- Also known as: Orange O'Clock (2010-2017)
- Origin: Sherbrooke, Quebec, Canada
- Genres: indie rock, synthpop
- Years active: 2010–present
- Label: Indica Records
- Members: Mickaël Fortin Raphaël Fortin
- Past members: Anthony Simoneau-Dubuc
- Website: www.heymajormusic.com

= Hey Major =

Canadian indie rock band

Hey Major are a Canadian indie rock band from Sherbrooke, Quebec, consisting of brothers Mickaël and Raphaël Fortin.

The band was first formed in 2010 as a trio under the name Orange O'Clock, with guitarist Anthony Simoneau-Dubuc as the third member. As Orange O'Clock they released the album Crazy Carnival independently in 2014, and won CBC Music's Searchlight competition for unsigned bands in 2015. The following year they were finalists in the Unisong International Song Contest, finishing in second place with their song "Wax 'n Wane".
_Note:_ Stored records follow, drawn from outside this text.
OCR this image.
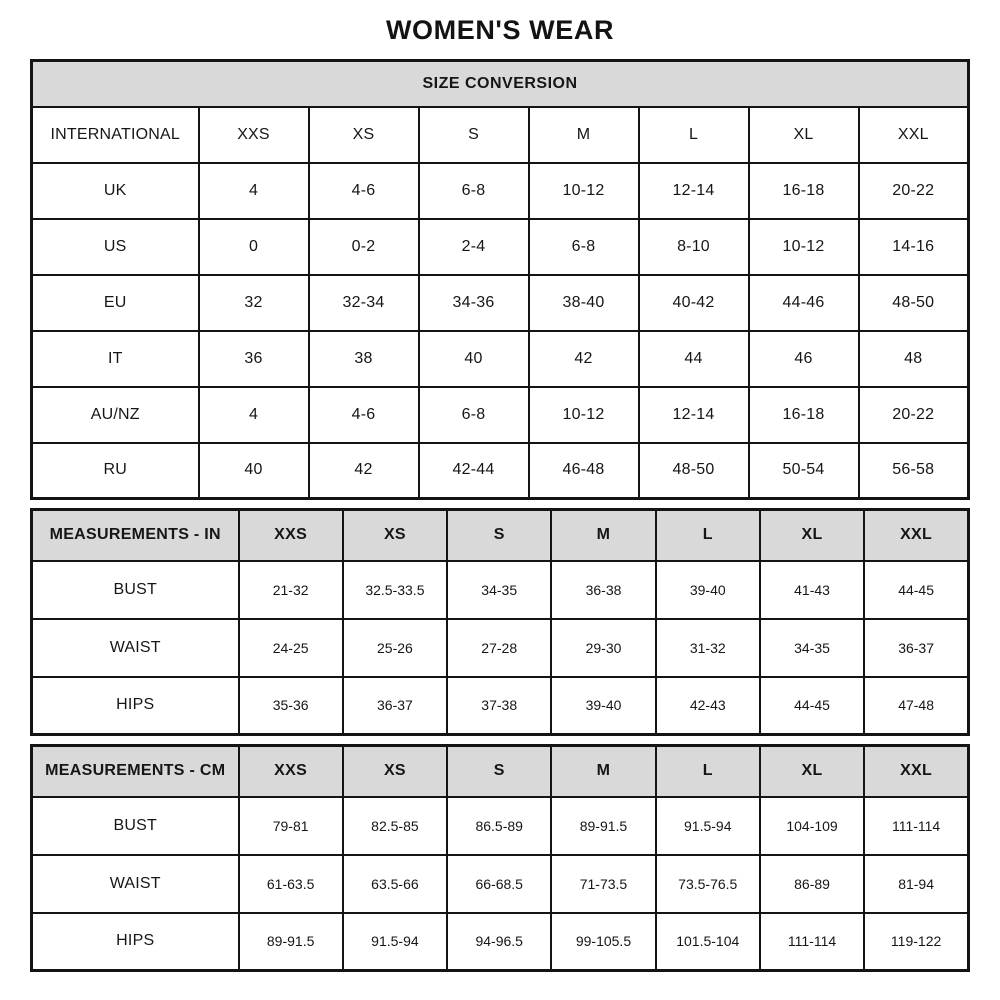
WOMEN'S WEAR
SIZE CONVERSION							
INTERNATIONAL	XXS	XS	S	M	L	XL	XXL
UK	4	4-6	6-8	10-12	12-14	16-18	20-22
US	0	0-2	2-4	6-8	8-10	10-12	14-16
EU	32	32-34	34-36	38-40	40-42	44-46	48-50
IT	36	38	40	42	44	46	48
AU/NZ	4	4-6	6-8	10-12	12-14	16-18	20-22
RU	40	42	42-44	46-48	48-50	50-54	56-58
MEASUREMENTS - IN	XXS	XS	S	M	L	XL	XXL
BUST	21-32	32.5-33.5	34-35	36-38	39-40	41-43	44-45
WAIST	24-25	25-26	27-28	29-30	31-32	34-35	36-37
HIPS	35-36	36-37	37-38	39-40	42-43	44-45	47-48
MEASUREMENTS - CM	XXS	XS	S	M	L	XL	XXL
BUST	79-81	82.5-85	86.5-89	89-91.5	91.5-94	104-109	111-114
WAIST	61-63.5	63.5-66	66-68.5	71-73.5	73.5-76.5	86-89	81-94
HIPS	89-91.5	91.5-94	94-96.5	99-105.5	101.5-104	111-114	119-122
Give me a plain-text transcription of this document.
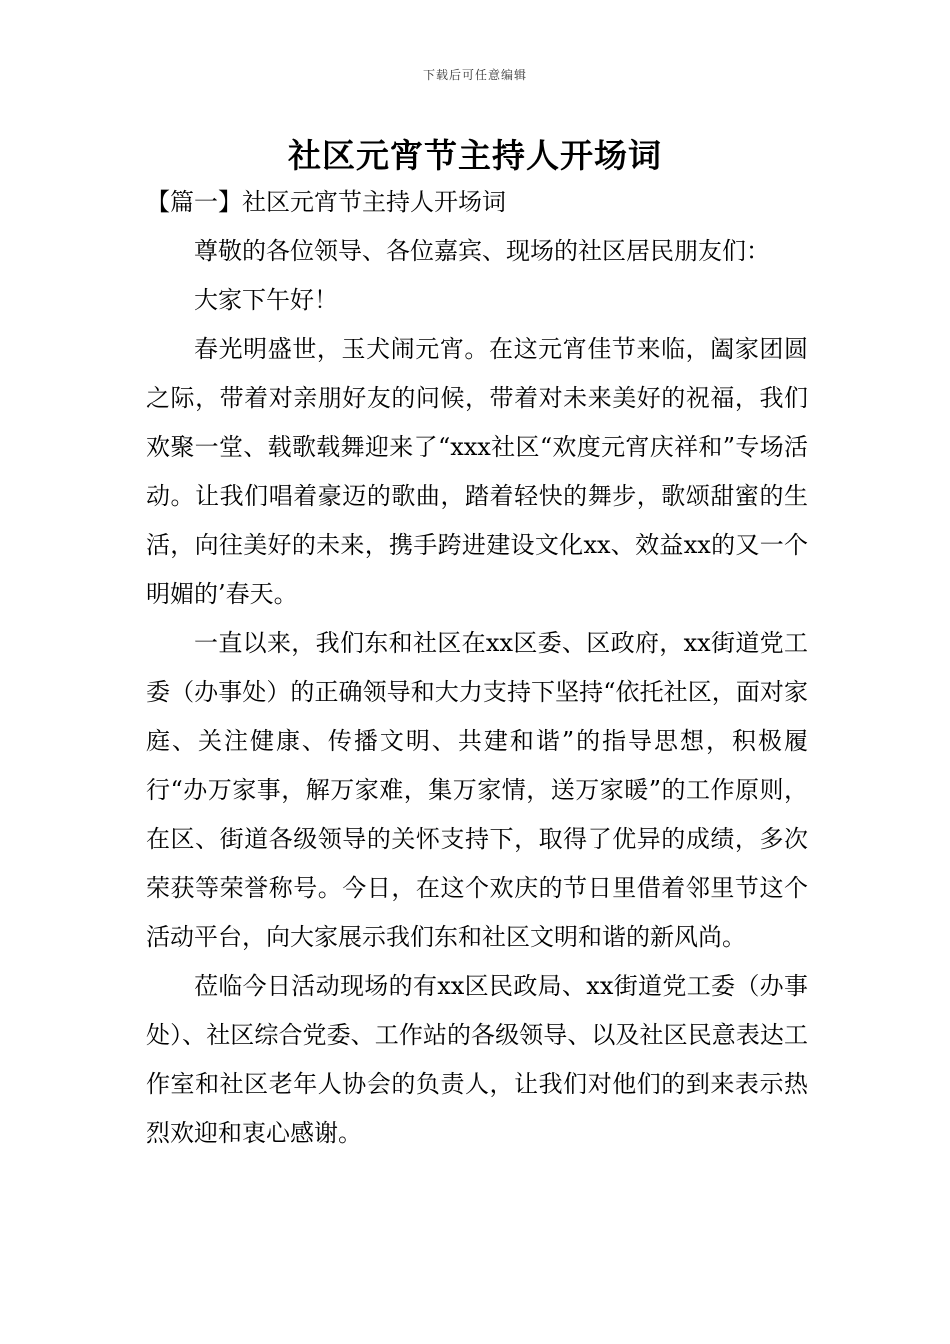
下载后可任意编辑
社区元宵节主持人开场词

【篇一】社区元宵节主持人开场词

尊敬的各位领导、各位嘉宾、现场的社区居民朋友们：

大家下午好！

春光明盛世，玉犬闹元宵。在这元宵佳节来临，阖家团圆之际，带着对亲朋好友的问候，带着对未来美好的祝福，我们欢聚一堂、载歌载舞迎来了“xxx社区“欢度元宵庆祥和”专场活动。让我们唱着豪迈的歌曲，踏着轻快的舞步，歌颂甜蜜的生活，向往美好的未来，携手跨进建设文化xx、效益xx的又一个明媚的’春天。

一直以来，我们东和社区在xx区委、区政府，xx街道党工委（办事处）的正确领导和大力支持下坚持“依托社区，面对家庭、关注健康、传播文明、共建和谐”的指导思想，积极履行“办万家事，解万家难，集万家情，送万家暖”的工作原则，在区、街道各级领导的关怀支持下，取得了优异的成绩，多次荣获等荣誉称号。今日，在这个欢庆的节日里借着邻里节这个活动平台，向大家展示我们东和社区文明和谐的新风尚。

莅临今日活动现场的有xx区民政局、xx街道党工委（办事处）、社区综合党委、工作站的各级领导、以及社区民意表达工作室和社区老年人协会的负责人，让我们对他们的到来表示热烈欢迎和衷心感谢。
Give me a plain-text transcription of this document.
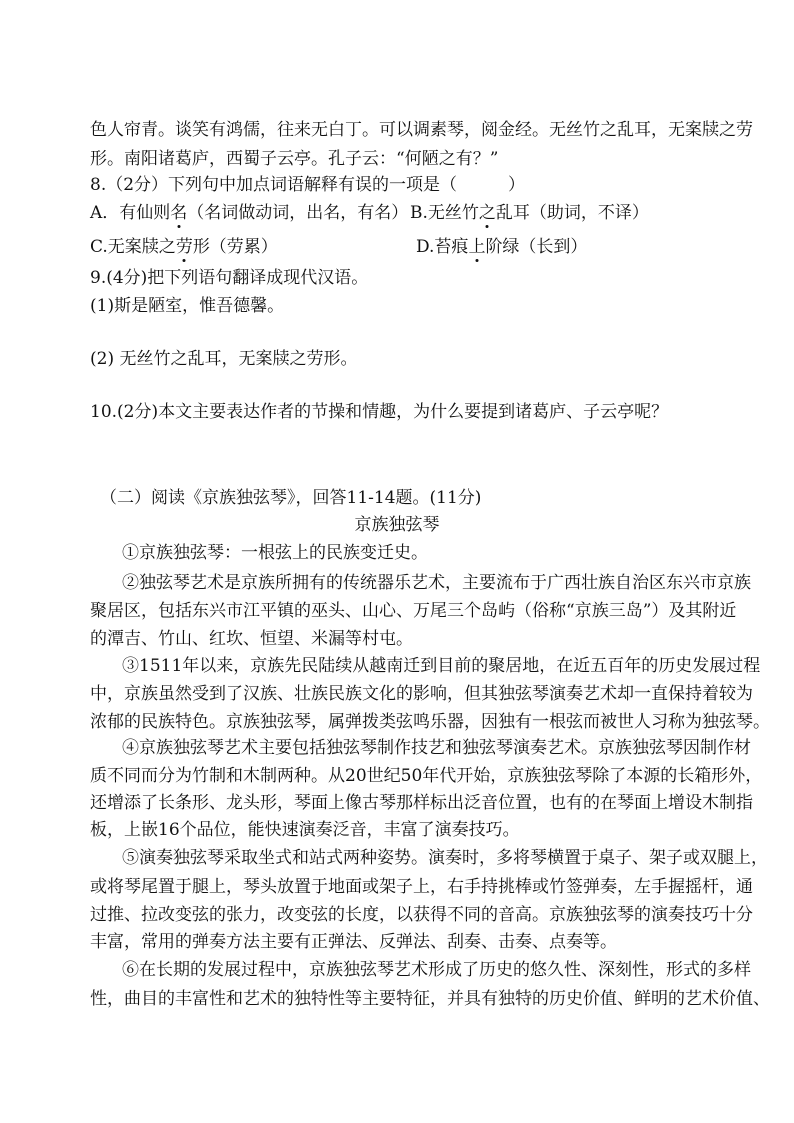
色人帘青。谈笑有鸿儒，往来无白丁。可以调素琴，阅金经。无丝竹之乱耳，无案牍之劳
形。南阳诸葛庐，西蜀子云亭。孔子云：“何陋之有？”
8.（2分）下列句中加点词语解释有误的一项是（　　　）
A．有仙则名（名词做动词，出名，有名） B.无丝竹之乱耳（助词，不译）
C.无案牍之劳形（劳累）	D.苔痕上阶绿（长到）
9.(4分)把下列语句翻译成现代汉语。
(1)斯是陋室，惟吾德馨。
(2) 无丝竹之乱耳，无案牍之劳形。
10.(2分)本文主要表达作者的节操和情趣，为什么要提到诸葛庐、子云亭呢？
（二）阅读《京族独弦琴》，回答11-14题。(11分)
京族独弦琴
①京族独弦琴：一根弦上的民族变迁史。
②独弦琴艺术是京族所拥有的传统器乐艺术，主要流布于广西壮族自治区东兴市京族
聚居区，包括东兴市江平镇的巫头、山心、万尾三个岛屿（俗称“京族三岛”）及其附近
的潭吉、竹山、红坎、恒望、米漏等村屯。
③1511年以来，京族先民陆续从越南迁到目前的聚居地，在近五百年的历史发展过程
中，京族虽然受到了汉族、壮族民族文化的影响，但其独弦琴演奏艺术却一直保持着较为
浓郁的民族特色。京族独弦琴，属弹拨类弦鸣乐器，因独有一根弦而被世人习称为独弦琴。
④京族独弦琴艺术主要包括独弦琴制作技艺和独弦琴演奏艺术。京族独弦琴因制作材
质不同而分为竹制和木制两种。从20世纪50年代开始，京族独弦琴除了本源的长箱形外，
还增添了长条形、龙头形，琴面上像古琴那样标出泛音位置，也有的在琴面上增设木制指
板，上嵌16个品位，能快速演奏泛音，丰富了演奏技巧。
⑤演奏独弦琴采取坐式和站式两种姿势。演奏时，多将琴横置于桌子、架子或双腿上，
或将琴尾置于腿上，琴头放置于地面或架子上，右手持挑棒或竹签弹奏，左手握摇杆，通
过推、拉改变弦的张力，改变弦的长度，以获得不同的音高。京族独弦琴的演奏技巧十分
丰富，常用的弹奏方法主要有正弹法、反弹法、刮奏、击奏、点奏等。
⑥在长期的发展过程中，京族独弦琴艺术形成了历史的悠久性、深刻性，形式的多样
性，曲目的丰富性和艺术的独特性等主要特征，并具有独特的历史价值、鲜明的艺术价值、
Orange O'Clock had begun work on their second album, even reaching the stage of releasing the album's first single "Get It On" in early 2017, when Simoneau-Dubuc left the band. The Fortin brothers opted to continue as a duo, changing their name to Hey Major and evolving from Orange O'Clock's rock-based sound toward a more pop-oriented approach defined by Mickaël Fortin's keyboards. As Hey Major they signed to Indica Records, which released the album The Station in 2019.